For each method, particles passing quality cuts were binned in total momentum (p) and polar angle (θ) to account for varying detector response. The resulting production cross‑sections (σ_prod = σ_inel − σ_qel) were compared with CORSIKA‑based air‑shower simulations employing the three interaction models. The comparison shows that FLUKA reproduces the measured spectra well for polar angles below 180 mrad, while UrQMD provides a better description at larger angles. GHEISHA shows systematic deviations in both regions, indicating the need for further refinement.

Systematic uncertainties are presently at the level of 20 % or less, dominated by tracking efficiency, particle‑identification boundaries, and the model‑dependent corrections in the h‑method. Ongoing work aims to reduce these uncertainties below 10 % by exploiting the larger data sets collected in 2009 (≈ 5 million p + C events and several million π + C events at higher beam energies) and by improving calibration procedures.
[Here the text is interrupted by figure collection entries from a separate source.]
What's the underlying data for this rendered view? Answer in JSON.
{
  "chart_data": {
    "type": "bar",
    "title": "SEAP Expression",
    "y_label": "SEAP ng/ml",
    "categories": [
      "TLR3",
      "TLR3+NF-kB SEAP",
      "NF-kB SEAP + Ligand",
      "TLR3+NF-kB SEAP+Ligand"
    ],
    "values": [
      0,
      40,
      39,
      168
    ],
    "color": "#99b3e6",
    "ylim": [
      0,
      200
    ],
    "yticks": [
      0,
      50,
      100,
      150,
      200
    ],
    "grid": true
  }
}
The authors conclude that the NA61/SHINE pion spectra constitute a valuable benchmark for low‑energy hadronic interaction models used in EAS simulations. The demonstrated agreement with FLUKA at small angles and with UrQMD at larger angles provides guidance for model developers and will help to reduce the systematic uncertainties in cosmic‑ray composition and energy reconstruction derived from air‑shower measurements. Future publications will present the finalized results and extend the analysis to the high‑statistics π + C data, further strengthening the experimental constraints on hadronic interaction models relevant to astroparticle physics.